What we have here is a classic motte-and-bailey argument. The motte: Over generations immigrant groups tend to assimilate into the host culture. This is obviously true. But the bailey – what this is supposed to defend – is the concept of the proposition nation. And it does nothing of the sort. In fact, it has very little to do with it.
Consider this: Nowadays, America has supposedly lost sight of its culture to the point that it’s difficult for immigrants to assimilate because there’s no clear culture for them to assimilate into. Why is that the case? Mrs. Wright makes the argument that it was the fault of the communists, and they DO probably have something to do with it. But you know what ELSE probably had something to do with it? The masses of immigrants entering the country and voting, virtually without fail, for increasingly leftist policies. Maybe – just maybe – getting so many immigrants from so many different cultures muddied our own by bringing in many conflicting viewpoints, and all with the ability to enact change via the democratic process.

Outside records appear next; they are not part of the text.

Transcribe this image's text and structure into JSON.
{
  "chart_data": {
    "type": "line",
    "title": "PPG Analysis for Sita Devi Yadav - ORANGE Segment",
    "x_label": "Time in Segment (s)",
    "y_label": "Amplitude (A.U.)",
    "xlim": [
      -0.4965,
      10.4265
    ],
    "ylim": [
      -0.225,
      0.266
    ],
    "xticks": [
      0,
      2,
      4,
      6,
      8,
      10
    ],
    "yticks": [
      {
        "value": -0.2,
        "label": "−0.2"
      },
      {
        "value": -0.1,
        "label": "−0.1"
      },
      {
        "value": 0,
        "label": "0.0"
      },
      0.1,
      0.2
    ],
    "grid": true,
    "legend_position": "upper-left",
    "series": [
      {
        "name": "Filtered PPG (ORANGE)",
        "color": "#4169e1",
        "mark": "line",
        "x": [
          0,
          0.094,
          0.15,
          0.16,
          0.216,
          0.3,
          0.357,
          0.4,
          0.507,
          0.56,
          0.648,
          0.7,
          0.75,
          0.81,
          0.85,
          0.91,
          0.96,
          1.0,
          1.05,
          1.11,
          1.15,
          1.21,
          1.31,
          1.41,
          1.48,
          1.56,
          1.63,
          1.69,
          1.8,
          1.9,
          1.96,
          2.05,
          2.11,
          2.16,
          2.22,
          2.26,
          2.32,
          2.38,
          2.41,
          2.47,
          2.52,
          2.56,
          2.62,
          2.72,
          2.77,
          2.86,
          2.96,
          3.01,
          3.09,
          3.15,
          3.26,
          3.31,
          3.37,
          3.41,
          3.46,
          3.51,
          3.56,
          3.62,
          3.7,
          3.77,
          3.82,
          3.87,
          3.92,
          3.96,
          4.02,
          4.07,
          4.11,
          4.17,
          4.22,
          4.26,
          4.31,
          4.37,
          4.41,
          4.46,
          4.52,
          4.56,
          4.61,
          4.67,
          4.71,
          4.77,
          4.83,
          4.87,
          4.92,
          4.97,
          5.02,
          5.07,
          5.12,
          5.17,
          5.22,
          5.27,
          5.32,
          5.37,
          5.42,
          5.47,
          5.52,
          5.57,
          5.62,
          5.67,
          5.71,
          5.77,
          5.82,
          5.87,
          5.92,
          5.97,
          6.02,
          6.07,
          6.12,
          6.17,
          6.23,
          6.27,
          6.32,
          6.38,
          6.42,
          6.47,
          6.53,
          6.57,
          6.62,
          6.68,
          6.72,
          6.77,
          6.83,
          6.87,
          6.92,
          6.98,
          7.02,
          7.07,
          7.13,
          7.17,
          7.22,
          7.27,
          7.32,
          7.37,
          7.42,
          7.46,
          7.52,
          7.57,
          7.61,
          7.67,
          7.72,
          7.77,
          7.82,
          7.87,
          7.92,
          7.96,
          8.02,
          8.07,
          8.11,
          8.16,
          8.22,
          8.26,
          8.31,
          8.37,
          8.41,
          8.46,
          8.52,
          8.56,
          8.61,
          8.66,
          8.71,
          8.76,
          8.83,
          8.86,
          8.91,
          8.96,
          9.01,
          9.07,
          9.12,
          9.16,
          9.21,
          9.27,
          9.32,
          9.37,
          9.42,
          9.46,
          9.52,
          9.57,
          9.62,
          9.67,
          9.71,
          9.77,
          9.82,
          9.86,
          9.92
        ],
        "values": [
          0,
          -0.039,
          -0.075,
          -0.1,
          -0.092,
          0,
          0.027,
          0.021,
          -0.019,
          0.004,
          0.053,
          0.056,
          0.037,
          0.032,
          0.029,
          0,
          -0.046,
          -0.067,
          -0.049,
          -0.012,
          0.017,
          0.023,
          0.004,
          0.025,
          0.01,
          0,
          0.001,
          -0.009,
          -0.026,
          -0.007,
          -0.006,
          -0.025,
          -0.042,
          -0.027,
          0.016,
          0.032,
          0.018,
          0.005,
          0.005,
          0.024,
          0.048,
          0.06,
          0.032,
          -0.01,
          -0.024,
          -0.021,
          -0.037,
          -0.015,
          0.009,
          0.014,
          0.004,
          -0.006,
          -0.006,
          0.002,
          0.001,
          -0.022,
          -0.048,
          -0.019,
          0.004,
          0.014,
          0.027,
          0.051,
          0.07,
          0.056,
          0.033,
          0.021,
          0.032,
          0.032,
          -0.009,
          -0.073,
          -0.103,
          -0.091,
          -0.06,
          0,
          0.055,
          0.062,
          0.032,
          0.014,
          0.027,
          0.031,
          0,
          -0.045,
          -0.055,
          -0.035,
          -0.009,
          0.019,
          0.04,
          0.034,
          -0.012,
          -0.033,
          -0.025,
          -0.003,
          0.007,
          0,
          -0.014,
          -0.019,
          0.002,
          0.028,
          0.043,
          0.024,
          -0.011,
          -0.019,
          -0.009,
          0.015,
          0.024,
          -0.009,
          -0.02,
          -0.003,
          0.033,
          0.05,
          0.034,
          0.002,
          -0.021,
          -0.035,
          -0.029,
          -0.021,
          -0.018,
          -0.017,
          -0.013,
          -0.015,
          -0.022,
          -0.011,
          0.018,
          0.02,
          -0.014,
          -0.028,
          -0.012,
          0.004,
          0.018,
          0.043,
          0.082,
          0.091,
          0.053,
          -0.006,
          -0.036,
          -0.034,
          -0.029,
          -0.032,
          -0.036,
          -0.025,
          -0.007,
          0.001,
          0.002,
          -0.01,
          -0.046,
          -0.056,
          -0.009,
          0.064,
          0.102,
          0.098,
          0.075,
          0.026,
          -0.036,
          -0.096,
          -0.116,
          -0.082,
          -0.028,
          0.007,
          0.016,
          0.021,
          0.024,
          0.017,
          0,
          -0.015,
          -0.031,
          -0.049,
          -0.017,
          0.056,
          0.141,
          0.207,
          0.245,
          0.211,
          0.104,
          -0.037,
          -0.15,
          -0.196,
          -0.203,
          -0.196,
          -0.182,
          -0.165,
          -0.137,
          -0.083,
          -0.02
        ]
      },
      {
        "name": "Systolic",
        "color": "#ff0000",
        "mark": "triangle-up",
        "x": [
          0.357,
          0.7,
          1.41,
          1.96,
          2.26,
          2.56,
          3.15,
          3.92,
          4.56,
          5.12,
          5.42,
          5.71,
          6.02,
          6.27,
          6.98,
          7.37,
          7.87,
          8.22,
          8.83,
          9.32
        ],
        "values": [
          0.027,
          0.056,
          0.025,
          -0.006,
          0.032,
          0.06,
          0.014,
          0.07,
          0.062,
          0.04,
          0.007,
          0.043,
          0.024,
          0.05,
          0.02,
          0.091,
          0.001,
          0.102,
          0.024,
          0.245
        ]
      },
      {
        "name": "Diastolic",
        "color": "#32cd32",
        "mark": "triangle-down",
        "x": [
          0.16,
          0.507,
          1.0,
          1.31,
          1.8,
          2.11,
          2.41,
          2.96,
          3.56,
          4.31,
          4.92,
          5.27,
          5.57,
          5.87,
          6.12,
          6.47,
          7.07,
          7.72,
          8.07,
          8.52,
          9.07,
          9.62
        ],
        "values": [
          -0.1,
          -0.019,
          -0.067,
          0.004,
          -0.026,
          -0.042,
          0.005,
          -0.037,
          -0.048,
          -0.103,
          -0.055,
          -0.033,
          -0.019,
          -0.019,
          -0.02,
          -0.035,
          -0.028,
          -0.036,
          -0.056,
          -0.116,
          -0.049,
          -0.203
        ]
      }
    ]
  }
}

And now finally, with the muslims, we’ve reached a class of immigrant that has no interest in moving the country further left. They just want to kill us.

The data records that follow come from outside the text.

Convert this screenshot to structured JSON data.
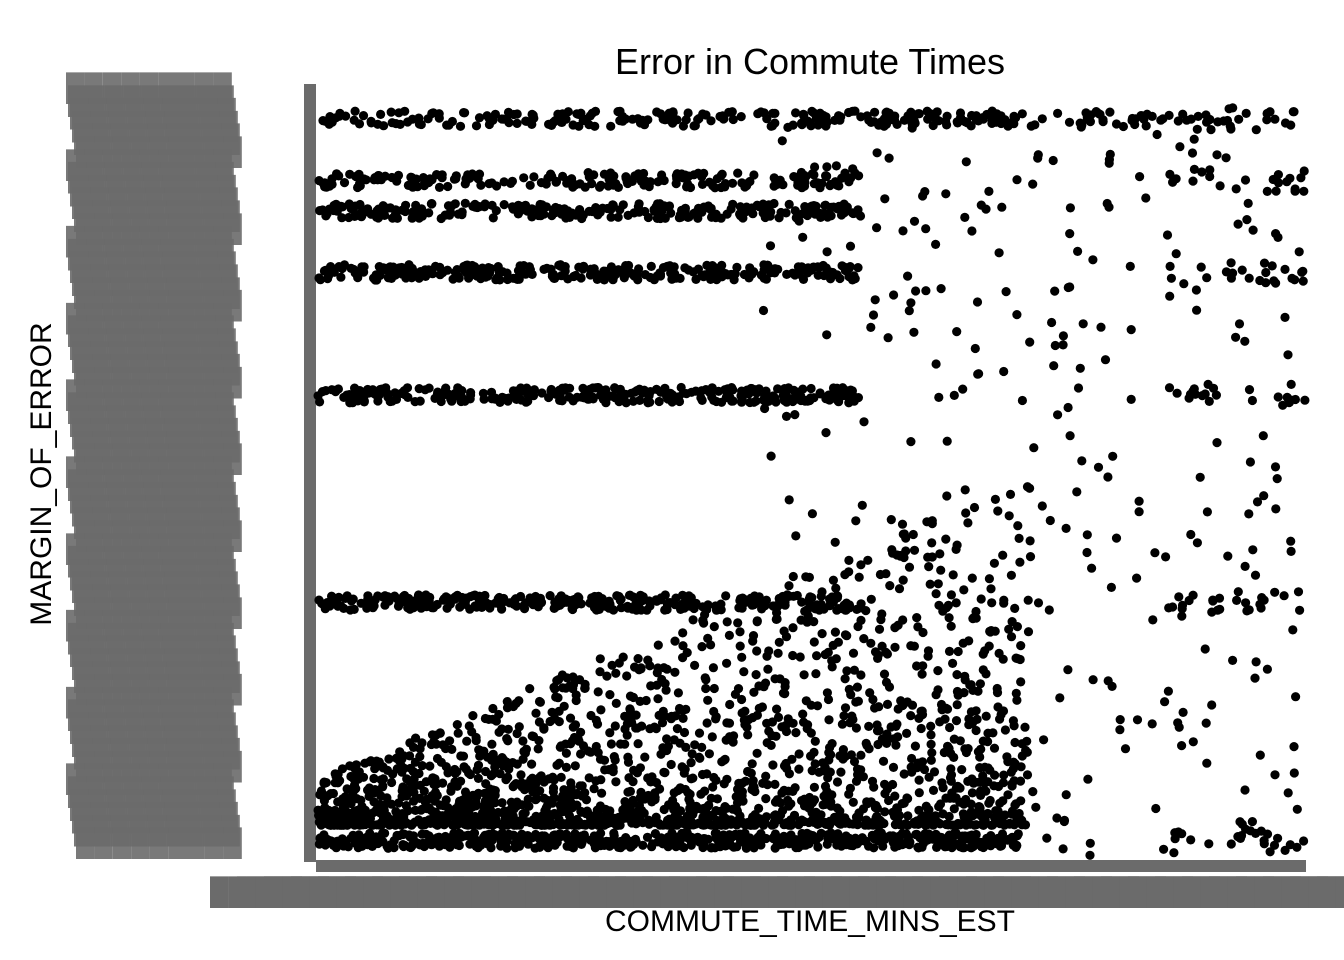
{
  "chart_data": {
    "type": "scatter",
    "title": "Error in Commute Times",
    "xlabel": "COMMUTE_TIME_MINS_EST",
    "ylabel": "MARGIN_OF_ERROR",
    "point_color": "#000000",
    "axis_color": "#6b6b6b",
    "grid": false,
    "legend": "none",
    "y_bands": [
      {
        "level": 0.96,
        "x_from": 0.0,
        "x_to": 0.86,
        "count": 260
      },
      {
        "level": 0.88,
        "x_from": 0.0,
        "x_to": 0.55,
        "count": 200
      },
      {
        "level": 0.84,
        "x_from": 0.0,
        "x_to": 0.55,
        "count": 260
      },
      {
        "level": 0.76,
        "x_from": 0.0,
        "x_to": 0.55,
        "count": 280
      },
      {
        "level": 0.6,
        "x_from": 0.0,
        "x_to": 0.55,
        "count": 300
      },
      {
        "level": 0.33,
        "x_from": 0.0,
        "x_to": 0.55,
        "count": 300
      },
      {
        "level": 0.02,
        "x_from": 0.0,
        "x_to": 0.71,
        "count": 520
      }
    ]
  }
}
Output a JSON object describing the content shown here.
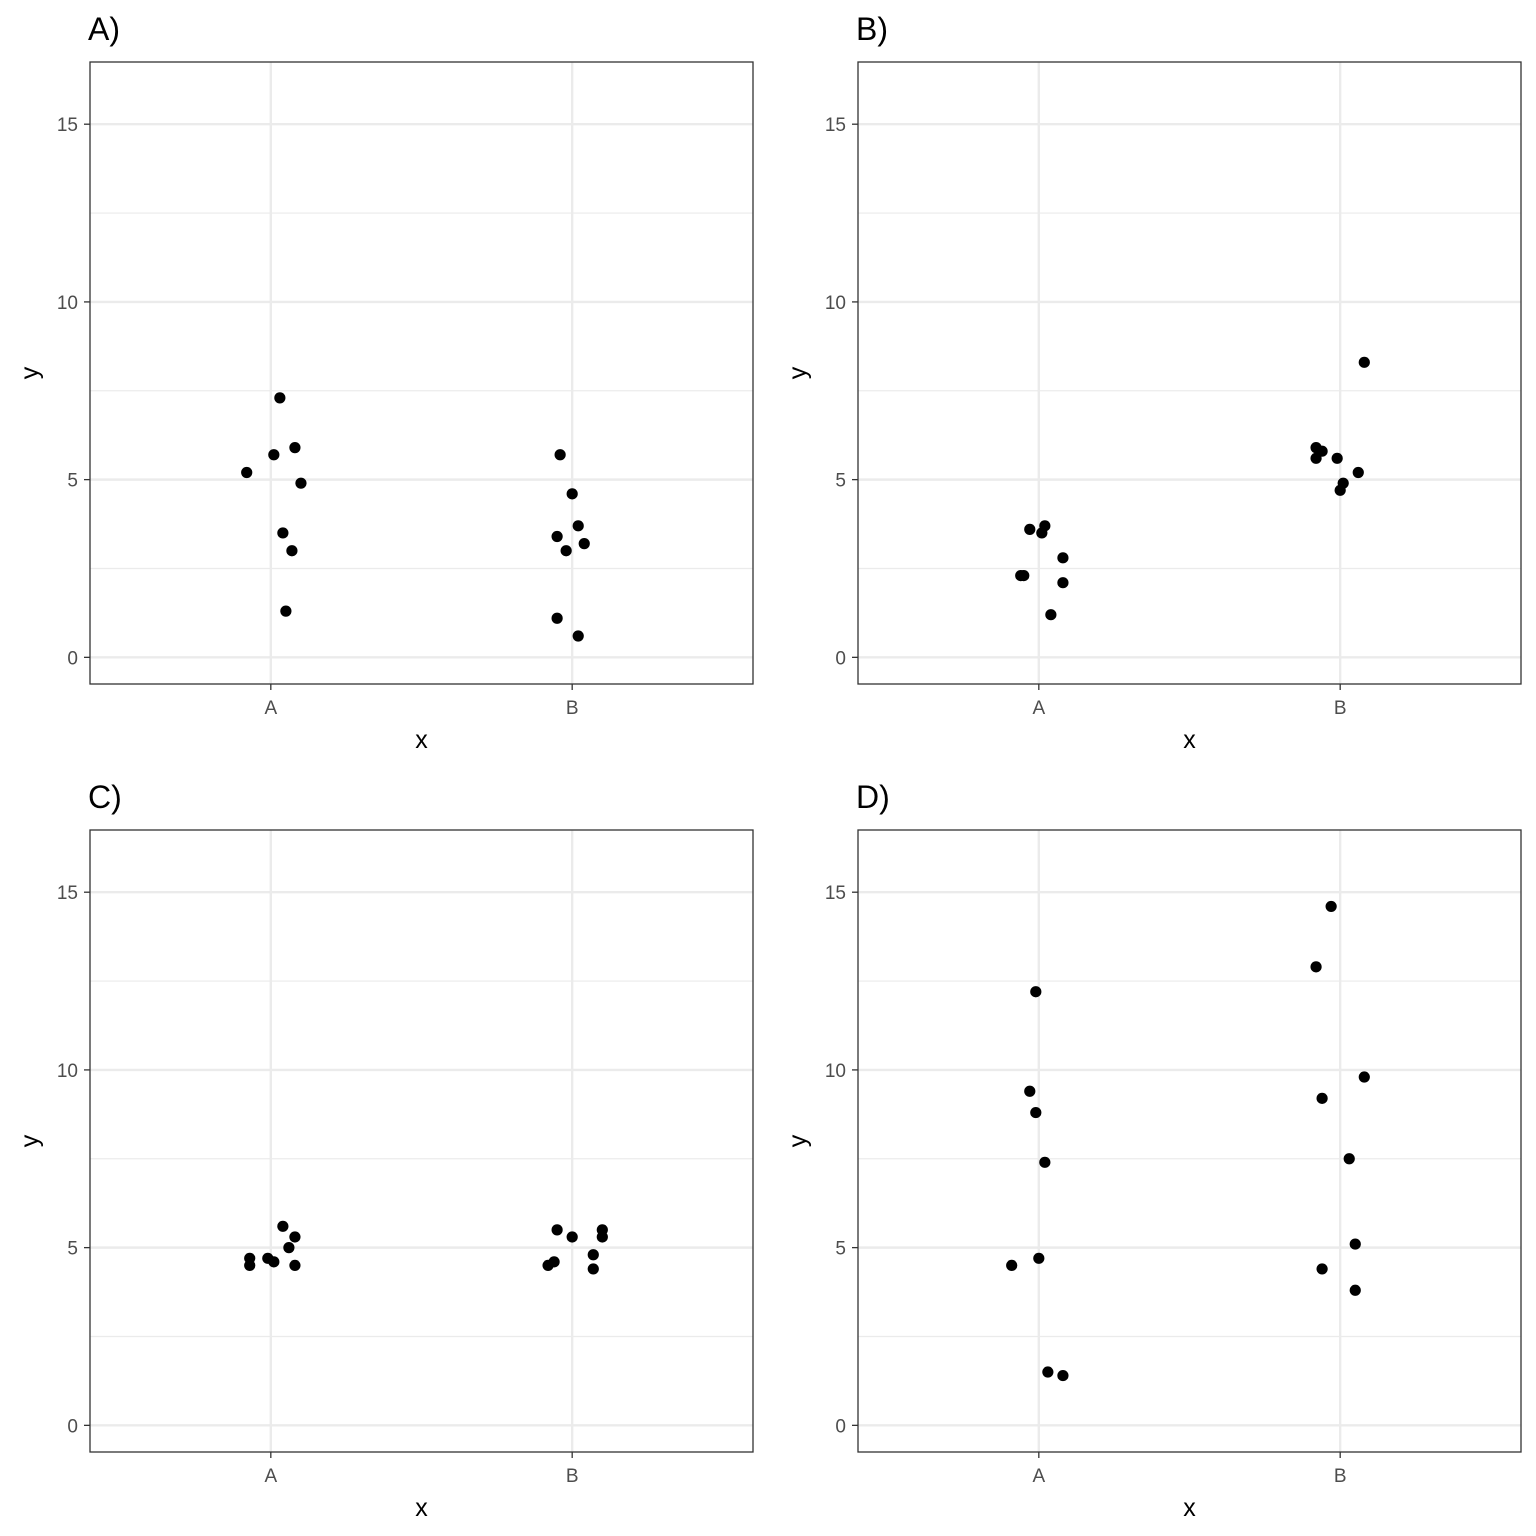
{
  "chart_data": [
    {
      "type": "scatter",
      "title": "A)",
      "xlabel": "x",
      "ylabel": "y",
      "categories": [
        "A",
        "B"
      ],
      "ylim": [
        -0.75,
        16.75
      ],
      "yticks": [
        0,
        5,
        10,
        15
      ],
      "grid": true,
      "points": [
        {
          "x": "A",
          "jitter": -0.08,
          "y": 5.2
        },
        {
          "x": "A",
          "jitter": 0.01,
          "y": 5.7
        },
        {
          "x": "A",
          "jitter": 0.03,
          "y": 7.3
        },
        {
          "x": "A",
          "jitter": 0.08,
          "y": 5.9
        },
        {
          "x": "A",
          "jitter": 0.1,
          "y": 4.9
        },
        {
          "x": "A",
          "jitter": 0.04,
          "y": 3.5
        },
        {
          "x": "A",
          "jitter": 0.07,
          "y": 3.0
        },
        {
          "x": "A",
          "jitter": 0.05,
          "y": 1.3
        },
        {
          "x": "B",
          "jitter": -0.04,
          "y": 5.7
        },
        {
          "x": "B",
          "jitter": 0.0,
          "y": 4.6
        },
        {
          "x": "B",
          "jitter": -0.05,
          "y": 3.4
        },
        {
          "x": "B",
          "jitter": 0.02,
          "y": 3.7
        },
        {
          "x": "B",
          "jitter": -0.02,
          "y": 3.0
        },
        {
          "x": "B",
          "jitter": 0.04,
          "y": 3.2
        },
        {
          "x": "B",
          "jitter": -0.05,
          "y": 1.1
        },
        {
          "x": "B",
          "jitter": 0.02,
          "y": 0.6
        }
      ]
    },
    {
      "type": "scatter",
      "title": "B)",
      "xlabel": "x",
      "ylabel": "y",
      "categories": [
        "A",
        "B"
      ],
      "ylim": [
        -0.75,
        16.75
      ],
      "yticks": [
        0,
        5,
        10,
        15
      ],
      "grid": true,
      "points": [
        {
          "x": "A",
          "jitter": -0.03,
          "y": 3.6
        },
        {
          "x": "A",
          "jitter": 0.01,
          "y": 3.5
        },
        {
          "x": "A",
          "jitter": 0.02,
          "y": 3.7
        },
        {
          "x": "A",
          "jitter": 0.08,
          "y": 2.8
        },
        {
          "x": "A",
          "jitter": -0.06,
          "y": 2.3
        },
        {
          "x": "A",
          "jitter": -0.05,
          "y": 2.3
        },
        {
          "x": "A",
          "jitter": 0.08,
          "y": 2.1
        },
        {
          "x": "A",
          "jitter": 0.04,
          "y": 1.2
        },
        {
          "x": "B",
          "jitter": 0.08,
          "y": 8.3
        },
        {
          "x": "B",
          "jitter": -0.08,
          "y": 5.9
        },
        {
          "x": "B",
          "jitter": -0.06,
          "y": 5.8
        },
        {
          "x": "B",
          "jitter": -0.08,
          "y": 5.6
        },
        {
          "x": "B",
          "jitter": -0.01,
          "y": 5.6
        },
        {
          "x": "B",
          "jitter": 0.06,
          "y": 5.2
        },
        {
          "x": "B",
          "jitter": 0.01,
          "y": 4.9
        },
        {
          "x": "B",
          "jitter": 0.0,
          "y": 4.7
        }
      ]
    },
    {
      "type": "scatter",
      "title": "C)",
      "xlabel": "x",
      "ylabel": "y",
      "categories": [
        "A",
        "B"
      ],
      "ylim": [
        -0.75,
        16.75
      ],
      "yticks": [
        0,
        5,
        10,
        15
      ],
      "grid": true,
      "points": [
        {
          "x": "A",
          "jitter": 0.04,
          "y": 5.6
        },
        {
          "x": "A",
          "jitter": 0.08,
          "y": 5.3
        },
        {
          "x": "A",
          "jitter": 0.06,
          "y": 5.0
        },
        {
          "x": "A",
          "jitter": -0.07,
          "y": 4.7
        },
        {
          "x": "A",
          "jitter": -0.01,
          "y": 4.7
        },
        {
          "x": "A",
          "jitter": 0.01,
          "y": 4.6
        },
        {
          "x": "A",
          "jitter": -0.07,
          "y": 4.5
        },
        {
          "x": "A",
          "jitter": 0.08,
          "y": 4.5
        },
        {
          "x": "B",
          "jitter": -0.05,
          "y": 5.5
        },
        {
          "x": "B",
          "jitter": 0.1,
          "y": 5.5
        },
        {
          "x": "B",
          "jitter": 0.1,
          "y": 5.3
        },
        {
          "x": "B",
          "jitter": 0.0,
          "y": 5.3
        },
        {
          "x": "B",
          "jitter": 0.07,
          "y": 4.8
        },
        {
          "x": "B",
          "jitter": -0.06,
          "y": 4.6
        },
        {
          "x": "B",
          "jitter": -0.08,
          "y": 4.5
        },
        {
          "x": "B",
          "jitter": 0.07,
          "y": 4.4
        }
      ]
    },
    {
      "type": "scatter",
      "title": "D)",
      "xlabel": "x",
      "ylabel": "y",
      "categories": [
        "A",
        "B"
      ],
      "ylim": [
        -0.75,
        16.75
      ],
      "yticks": [
        0,
        5,
        10,
        15
      ],
      "grid": true,
      "points": [
        {
          "x": "A",
          "jitter": -0.01,
          "y": 12.2
        },
        {
          "x": "A",
          "jitter": -0.03,
          "y": 9.4
        },
        {
          "x": "A",
          "jitter": -0.01,
          "y": 8.8
        },
        {
          "x": "A",
          "jitter": 0.02,
          "y": 7.4
        },
        {
          "x": "A",
          "jitter": 0.0,
          "y": 4.7
        },
        {
          "x": "A",
          "jitter": -0.09,
          "y": 4.5
        },
        {
          "x": "A",
          "jitter": 0.03,
          "y": 1.5
        },
        {
          "x": "A",
          "jitter": 0.08,
          "y": 1.4
        },
        {
          "x": "B",
          "jitter": -0.03,
          "y": 14.6
        },
        {
          "x": "B",
          "jitter": -0.08,
          "y": 12.9
        },
        {
          "x": "B",
          "jitter": 0.08,
          "y": 9.8
        },
        {
          "x": "B",
          "jitter": -0.06,
          "y": 9.2
        },
        {
          "x": "B",
          "jitter": 0.03,
          "y": 7.5
        },
        {
          "x": "B",
          "jitter": 0.05,
          "y": 5.1
        },
        {
          "x": "B",
          "jitter": -0.06,
          "y": 4.4
        },
        {
          "x": "B",
          "jitter": 0.05,
          "y": 3.8
        }
      ]
    }
  ],
  "colors": {
    "point": "#000000",
    "grid": "#ebebeb",
    "frame": "#333333",
    "tick_text": "#4d4d4d",
    "background": "#ffffff"
  }
}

Mr. Simon’s response disappointed me for several reasons. I am utterly unmoved by the fact that he is “deeply insulted” except to be disappointed…and in him, not myself. I did not write in a remotely inflammatory way, I insulted nobody, libeled no racial, ethnic, or religious group, and generally acted as polite as I could reasonably be expected. I cannot control Mr. Simon’s response to me and frankly the fact that he’s insulted tells me nothing except that he is thin-skinned. Well, at the risk of sounding callous that’s not my problem.

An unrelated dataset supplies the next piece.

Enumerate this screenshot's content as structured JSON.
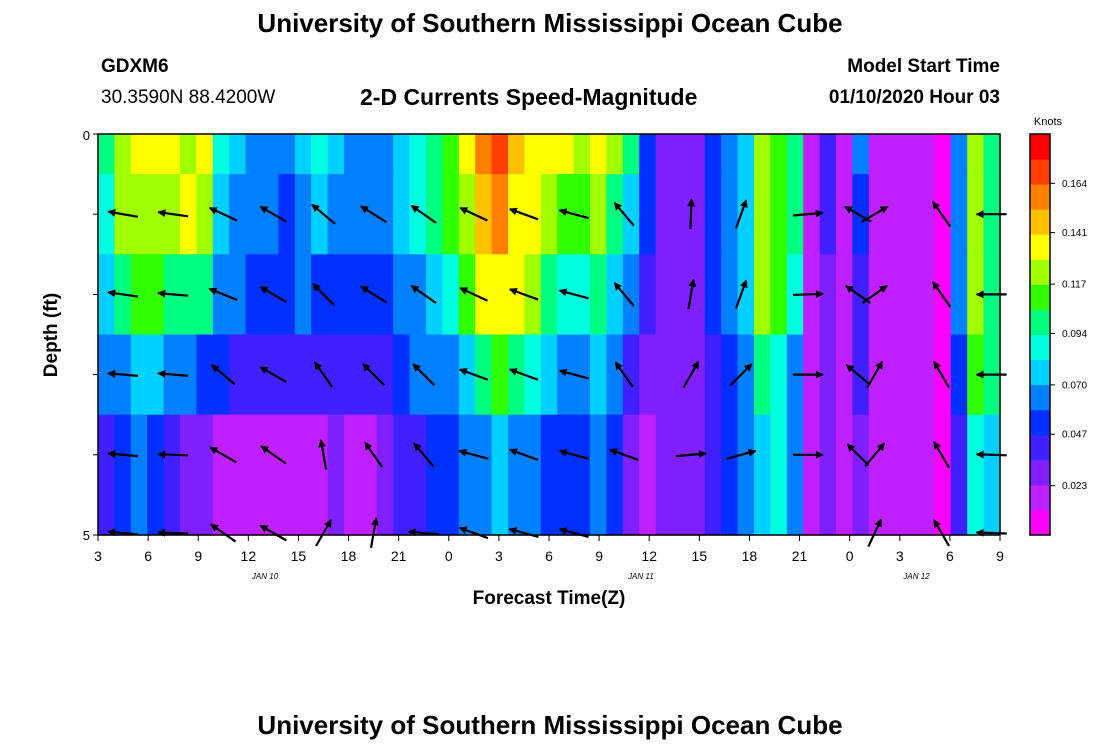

Mr. Simon then shows his emotions to be taking leave of his reason. He is apparently unaware that I am a Catholic. And it is quite true that, IF being Catholic was the equivalent to swearing allegiance, in a political sense, to a foreign king, then we couldn’t be Americans. But – as he well knows – this is not true.
Of course, if being American really does mean being a liberal, full stop, then Catholics should not have become Americans…but whether or not that concept makes sense or is what American means is entirely the question.
G.K. Chesterton says this in the original essay Mr. Wright posted:
A man is perfectly entitled to laugh at a thing because he happens to find it incomprehensible. What he has no right to do is to laugh at it as incomprehensible, and then criticise it as if he comprehended it. The very fact of its unfamiliarity and mystery ought to set him thinking about the deeper causes that make people so different from himself, and that without merely assuming that they must be inferior to himself.
I can only hope that, now that Mr. Simon knows I am the Catholic descendant of Italian Ellis Island immigrants, he spends a moment thinking about why I think the things I do instead of assuming I’m a racist, self-contradictory moron. As Mr. Chesterton helpfully nudges, if he finds my view incomprehensible and mysterious perhaps that’s a sign that he, not I, lacks understanding. Perhaps it will at least make him think.
I did NOT have a problem with everyone in that thread. Joseph Moore,as always, remained polite and spoke eloquently in defense of his position. Mrs. Wright was unfailingly polite as always. But unfortunately, folks like Mr. Flynn, Mr. Wright, and Tom Simon, proved once again that classical liberals are liberals in the end.